VT: Bill Would Empower Towns To Limit Marijuana Odor


One neighbor sits on her porch, smoking legal marijuana on private property. The smoke and smell waft down the street, causing another neighbor to complain.

Should local police have authority to ticket the smokers?

A bill under consideration in the House of Representatives would allow Vermont cities and towns to classify marijuana odor as a “public nuisance,” a ticketable offense.

“I feel, as a non-marijuana user, that I should not have somebody else’s use impact my life,” said South Burlington Police Chief Trevor Whipple, who spoke in favor of the bill Thursday at the House Committee on Government Operations.

Whipple acknowledged that he has never received a complaint about odor from medical marijuana, which has been legal in Vermont since 2004, nor does his department receive many complaints about cigarette smoke.

Whipple: “We don’t have a congregation of 12 medical marijuana users who say, ‘Come over to my house Friday night after work. We’re going to get together and use our medical marijuana.'”

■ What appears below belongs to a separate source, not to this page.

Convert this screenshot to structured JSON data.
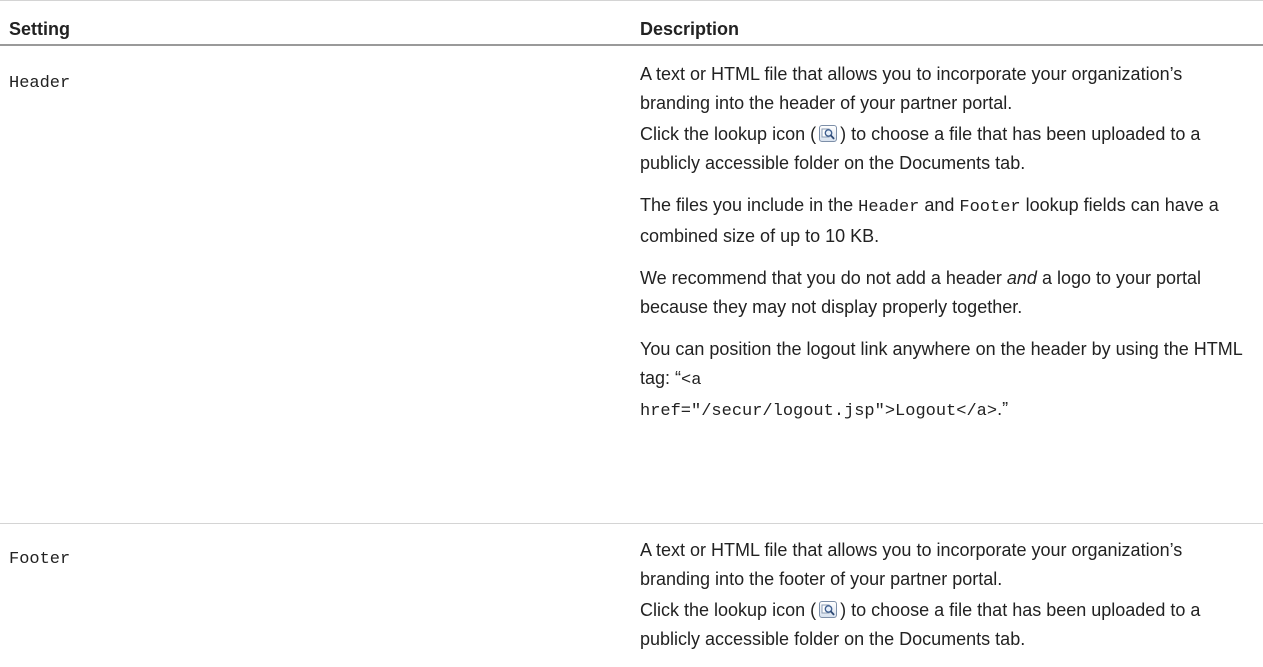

“Arguably, it’s a stronger odor than cigarette smoke,” said Rep. Jim Harrison, R-Chittenden.

The state’s adult-use marijuana law, which takes effect in July, prohibits people from consuming marijuana in public places, including streets, sidewalks and hotels.

H. 819, which was introduced at the request of officials in St. Johnsbury, would give cities and towns additional authority to handle complaints about marijuana consumption on private property.

“We don’t want it to be so overly restrictive that it denies the person their right of use,” said St. Johnsbury Police Chief Tim Page, who spoke in favor of the bill.

Gov. Phil Scott’s marijuana commission supports the bill, as does the Vermont League of Cities and Towns.

Under Vermont’s legalization structure, landlords may prohibit tenants from consuming marijuana, and tenants who want to grow cannabis plants must obtain written permission from their landlords.

Angela Zaikowski, director of the Vermont Apartment Owners Association, questioned whether marijuana nuisance ordinances are necessary. She worries that landlords could be fined for their tenants’ marijuana smoke.

“We might be jumping the gun on this one a little bit,” Rep. Cindy Weed, P-Enosburg. “What problem are we trying to solve?”

The House Committee on Government Operations is scheduled to vote on the bill Friday morning.